- Lizzie Wood

- Jan 5
- 2 min read
Six months or so ago, as I wrote my last blog about safety and creativity, I realised how integral a well-functioning society is to the creativity of a population. A society where communities are and feel safe is a community where creativity and agency can thrive.
This seemed completely obvious to me, and yet I’ve found it hard to write about. And that's the point of this post.
I came to think about creativity and agency in communities because I was interested in why some areas seemed to have more active, inventive community groups than others, and I found myself in a space where trauma, neuroscience, structural inequality, spirituality (and more) intersect. This, combined with the numerous definitions of creativity, Big C, Little C, has left me with a beast of a concept and one I feel wildly underqualified to talk about.
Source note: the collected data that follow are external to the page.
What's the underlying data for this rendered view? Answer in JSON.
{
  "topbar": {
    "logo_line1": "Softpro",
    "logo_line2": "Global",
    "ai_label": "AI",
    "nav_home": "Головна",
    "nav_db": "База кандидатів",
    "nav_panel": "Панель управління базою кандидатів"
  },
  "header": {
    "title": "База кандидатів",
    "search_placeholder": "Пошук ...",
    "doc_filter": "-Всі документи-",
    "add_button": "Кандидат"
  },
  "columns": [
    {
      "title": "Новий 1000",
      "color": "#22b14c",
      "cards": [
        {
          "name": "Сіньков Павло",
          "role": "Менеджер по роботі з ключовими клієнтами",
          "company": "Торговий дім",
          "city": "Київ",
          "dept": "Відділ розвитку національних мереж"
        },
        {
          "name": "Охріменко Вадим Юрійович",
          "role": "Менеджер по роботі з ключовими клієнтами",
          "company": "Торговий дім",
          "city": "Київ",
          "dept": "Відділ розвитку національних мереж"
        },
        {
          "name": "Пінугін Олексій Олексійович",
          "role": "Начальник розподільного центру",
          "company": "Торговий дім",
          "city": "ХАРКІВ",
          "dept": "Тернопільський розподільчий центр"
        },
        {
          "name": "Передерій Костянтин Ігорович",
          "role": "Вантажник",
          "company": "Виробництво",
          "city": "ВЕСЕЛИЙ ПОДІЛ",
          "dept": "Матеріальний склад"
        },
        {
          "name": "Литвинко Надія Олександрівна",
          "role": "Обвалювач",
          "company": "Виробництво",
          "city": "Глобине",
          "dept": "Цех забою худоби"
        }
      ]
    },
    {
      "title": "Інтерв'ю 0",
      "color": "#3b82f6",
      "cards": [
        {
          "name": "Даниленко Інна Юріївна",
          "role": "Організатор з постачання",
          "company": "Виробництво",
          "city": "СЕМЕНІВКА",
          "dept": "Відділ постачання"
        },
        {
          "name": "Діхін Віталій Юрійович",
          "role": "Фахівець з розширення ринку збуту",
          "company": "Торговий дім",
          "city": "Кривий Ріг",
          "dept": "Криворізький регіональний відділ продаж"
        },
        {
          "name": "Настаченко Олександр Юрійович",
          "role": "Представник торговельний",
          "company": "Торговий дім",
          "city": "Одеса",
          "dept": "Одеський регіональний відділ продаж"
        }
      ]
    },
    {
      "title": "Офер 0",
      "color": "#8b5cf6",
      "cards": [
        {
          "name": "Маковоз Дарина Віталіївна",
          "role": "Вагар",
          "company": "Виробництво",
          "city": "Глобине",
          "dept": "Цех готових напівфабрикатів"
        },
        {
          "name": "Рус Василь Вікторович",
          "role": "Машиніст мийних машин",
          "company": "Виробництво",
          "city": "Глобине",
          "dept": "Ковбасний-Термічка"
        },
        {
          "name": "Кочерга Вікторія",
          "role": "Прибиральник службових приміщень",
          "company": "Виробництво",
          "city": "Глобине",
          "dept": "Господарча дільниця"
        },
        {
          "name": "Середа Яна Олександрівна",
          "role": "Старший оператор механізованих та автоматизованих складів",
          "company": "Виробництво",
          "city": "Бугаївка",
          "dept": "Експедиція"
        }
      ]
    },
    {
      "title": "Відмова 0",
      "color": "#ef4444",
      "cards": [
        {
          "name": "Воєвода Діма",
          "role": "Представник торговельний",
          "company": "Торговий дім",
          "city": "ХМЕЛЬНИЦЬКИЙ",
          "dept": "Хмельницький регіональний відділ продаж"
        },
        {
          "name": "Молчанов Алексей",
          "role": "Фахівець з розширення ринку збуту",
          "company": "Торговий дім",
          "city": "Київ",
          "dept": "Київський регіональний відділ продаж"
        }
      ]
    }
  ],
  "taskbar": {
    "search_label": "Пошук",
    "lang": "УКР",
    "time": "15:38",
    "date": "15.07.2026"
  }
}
I’m not a Dr of psychology or neuroscience, nor do I have vast knowledge of public policy (yet!), but I feel comfortable reading and learning in these areas; it’ll take me a little longer, but I’ll get there. I feel underqualified because, honestly, who am I to talk about creativity in struggling communities, in places where some people experience insecurity in almost every aspect of their lives? And that has paralysed me. The terrain is unfamiliar, and exploring this subject means I'm making generalisations about people whose lives I haven't lived. I take that seriously.
So this is where I am at. I feel unsafe writing about this topic until I know everything. Huh, we’ve gone full circle, haven’t we? One must feel safe to create… to make, to have agency…
But forwards I will go, this subject will not stop nagging me. I know, that safety is integral to creativity. I know that creativity (in all its forms) is integral to living a full life as a human.
When you put these together, questions abound around what it could cost to create a safe and healthy society? And why don’t we?